22Quando se cumpriram os dias da purificação deles, segundo a Lei de Moisés, levaram-no a Jerusalém para apresentá-lo ao nosso Pai,
23(como está escrito na Lei do nosso Pai: “Todo primogênito do sexo masculino será chamado santo para o nosso Pai”), 24e para oferecer um sacrifício, segundo o que diz a Lei do nosso Pai: um par de rolas ou dois pombinhos.
25Havia em Jerusalém um homem chamado Simeão; era justo e piedoso, e esperava a consolação de Israel, e o Espírito Santo estava sobre ele. 26E lhe fora revelado pelo Espírito Santo que não morreria antes de ver o Cristo do nosso Pai. 27Movido pelo Espírito, foi ao templo. E, quando os pais trouxeram o menino Jesus para com ele fazerem segundo o que a Lei exigia, 28Simeão o tomou nos braços e bendisse o nosso Pai, dizendo: 29—Ó Pai soberano, agora despedes em paz o teu servo, segundo a tua palavra. 30porque os meus olhos já viram a tua salvação, 31a qual preparaste diante de todos os povos: 32luz para revelação aos gentios e glória do teu povo, Israel.
33O pai e a mãe do menino se admiravam das coisas que dele se diziam. 34Simeão os abençoou e disse a Maria, sua mãe: —Eis que este menino está destinado para queda e para levantamento de muitos em Israel, e para ser um sinal que é contestado, 35e uma espada traspassará a sua própria alma, para que se revelem os pensamentos de muitos corações.
36Havia também uma profetisa, Ana, filha de Fanuel, da tribo de Aser. Era de idade muito avançada; tinha vivido com o marido sete anos desde a sua virgindade, 37e era viúva, com oitenta e quatro anos. Não se afastava do templo, prestando culto com jejuns e orações, noite e dia. 38Chegando naquela mesma hora, dava graças ao nosso Pai e falava a respeito do menino a todos os que esperavam a redenção de Jerusalém.
39Quando cumpriram tudo o que era exigido pela Lei do nosso Pai, voltaram para a Galileia, para a sua própria cidade de Nazaré. 40O menino crescia e se fortalecia, ficando cheio de sabedoria; e a graça do nosso Pai estava sobre ele.
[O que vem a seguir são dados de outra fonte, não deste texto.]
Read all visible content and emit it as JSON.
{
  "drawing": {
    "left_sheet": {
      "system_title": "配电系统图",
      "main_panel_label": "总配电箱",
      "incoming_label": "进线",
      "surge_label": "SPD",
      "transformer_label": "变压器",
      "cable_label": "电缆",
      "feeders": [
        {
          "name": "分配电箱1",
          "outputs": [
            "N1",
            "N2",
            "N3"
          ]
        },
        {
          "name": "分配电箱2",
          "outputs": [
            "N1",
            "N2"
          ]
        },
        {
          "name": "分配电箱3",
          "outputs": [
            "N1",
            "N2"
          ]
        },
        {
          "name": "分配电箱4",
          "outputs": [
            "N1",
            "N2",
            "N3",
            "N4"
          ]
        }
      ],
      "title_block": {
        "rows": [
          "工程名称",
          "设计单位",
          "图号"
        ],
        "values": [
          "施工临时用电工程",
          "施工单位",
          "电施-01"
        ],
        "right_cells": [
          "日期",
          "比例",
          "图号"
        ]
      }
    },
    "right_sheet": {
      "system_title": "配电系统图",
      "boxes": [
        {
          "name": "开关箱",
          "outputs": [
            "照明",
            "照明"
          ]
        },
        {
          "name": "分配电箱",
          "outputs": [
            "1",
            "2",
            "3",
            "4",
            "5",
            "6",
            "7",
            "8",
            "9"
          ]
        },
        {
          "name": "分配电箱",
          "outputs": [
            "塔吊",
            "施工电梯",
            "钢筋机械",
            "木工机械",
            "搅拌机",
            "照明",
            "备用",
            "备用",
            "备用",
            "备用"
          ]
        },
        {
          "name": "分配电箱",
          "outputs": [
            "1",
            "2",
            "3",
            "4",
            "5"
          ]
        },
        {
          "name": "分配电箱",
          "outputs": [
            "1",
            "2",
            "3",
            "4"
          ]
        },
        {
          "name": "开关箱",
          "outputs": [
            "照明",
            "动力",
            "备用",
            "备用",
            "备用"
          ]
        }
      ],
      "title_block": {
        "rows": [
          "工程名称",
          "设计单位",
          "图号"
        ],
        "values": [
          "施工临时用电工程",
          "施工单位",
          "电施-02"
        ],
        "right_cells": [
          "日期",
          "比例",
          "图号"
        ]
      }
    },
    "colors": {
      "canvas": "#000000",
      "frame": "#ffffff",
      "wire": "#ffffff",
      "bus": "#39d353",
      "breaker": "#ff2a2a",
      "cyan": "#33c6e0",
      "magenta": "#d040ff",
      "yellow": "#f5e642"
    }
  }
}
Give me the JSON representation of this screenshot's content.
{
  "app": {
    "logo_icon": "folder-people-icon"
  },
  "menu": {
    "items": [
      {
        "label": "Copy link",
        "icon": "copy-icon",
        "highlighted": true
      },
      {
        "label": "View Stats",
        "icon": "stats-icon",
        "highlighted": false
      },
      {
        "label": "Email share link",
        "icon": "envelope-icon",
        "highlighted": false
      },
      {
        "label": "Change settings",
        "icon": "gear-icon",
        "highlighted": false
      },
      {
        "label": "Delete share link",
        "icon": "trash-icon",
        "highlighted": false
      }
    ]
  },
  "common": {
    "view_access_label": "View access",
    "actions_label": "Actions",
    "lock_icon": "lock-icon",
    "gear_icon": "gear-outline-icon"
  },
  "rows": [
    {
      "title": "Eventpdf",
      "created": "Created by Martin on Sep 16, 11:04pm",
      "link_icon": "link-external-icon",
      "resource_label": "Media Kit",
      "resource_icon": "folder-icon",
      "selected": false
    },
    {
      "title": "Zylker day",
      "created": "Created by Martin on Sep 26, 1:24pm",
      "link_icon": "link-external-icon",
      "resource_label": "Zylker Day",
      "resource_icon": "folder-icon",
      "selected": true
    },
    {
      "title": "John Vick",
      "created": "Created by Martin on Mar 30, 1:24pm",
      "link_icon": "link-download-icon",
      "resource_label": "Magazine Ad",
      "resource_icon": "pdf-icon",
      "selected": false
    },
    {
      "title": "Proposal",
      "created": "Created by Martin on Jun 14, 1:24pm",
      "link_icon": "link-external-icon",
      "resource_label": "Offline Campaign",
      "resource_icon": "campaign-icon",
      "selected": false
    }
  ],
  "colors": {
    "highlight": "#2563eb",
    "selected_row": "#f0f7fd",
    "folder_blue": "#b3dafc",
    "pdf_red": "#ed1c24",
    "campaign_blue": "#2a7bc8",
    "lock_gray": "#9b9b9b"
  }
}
O menino Jesus na casa de seu Pai
41Todos os anos, os pais dele iam a Jerusalém, para a Festa da Páscoa. 42Quando ele completou doze anos, subiram, segundo o costume da festa. 43Terminados aqueles dias, quando voltavam, o menino Jesus ficou em Jerusalém, sem que os seus pais o soubessem. 44Pensando que ele estava na comitiva, caminharam uma jornada e, então, passaram a procurá-lo entre os parentes e conhecidos. 45E, não o encontrando, voltaram a Jerusalém à sua procura. 46Depois de três dias, o encontraram no templo, sentado no meio dos mestres, ouvindo-os e interrogando-os. 47E todos os que o ouviam muito se admiravam da sua compreensão e das suas respostas. 48Quando o viram, ficaram maravilhados. E a sua mãe lhe disse: —Filho, por que você agiu assim conosco? Veja, o seu pai e eu, aflitos, procurávamos você.
49Ele, porém, lhes respondeu: —Por que vocês me procuravam? Não sabiam que me convém estar na casa de meu Pai? c c v49 Jesus diz "meu Pai" — sua relação única e eterna. Onde o restante das Escrituras nos convida a entrar no "nosso Pai", somente Jesus o chama de "meu Pai" desta maneira particular: ele é o Filho por natureza; nós somos filhos por seu acolhimento.
50Eles, porém, não compreenderam as palavras que ele lhes dissera. 51Então, desceu com eles para Nazaré, e era-lhes obediente. Sua mãe guardava todas essas coisas no seu coração. 52E Jesus crescia em sabedoria, em estatura e em graça diante do nosso Pai e dos homens.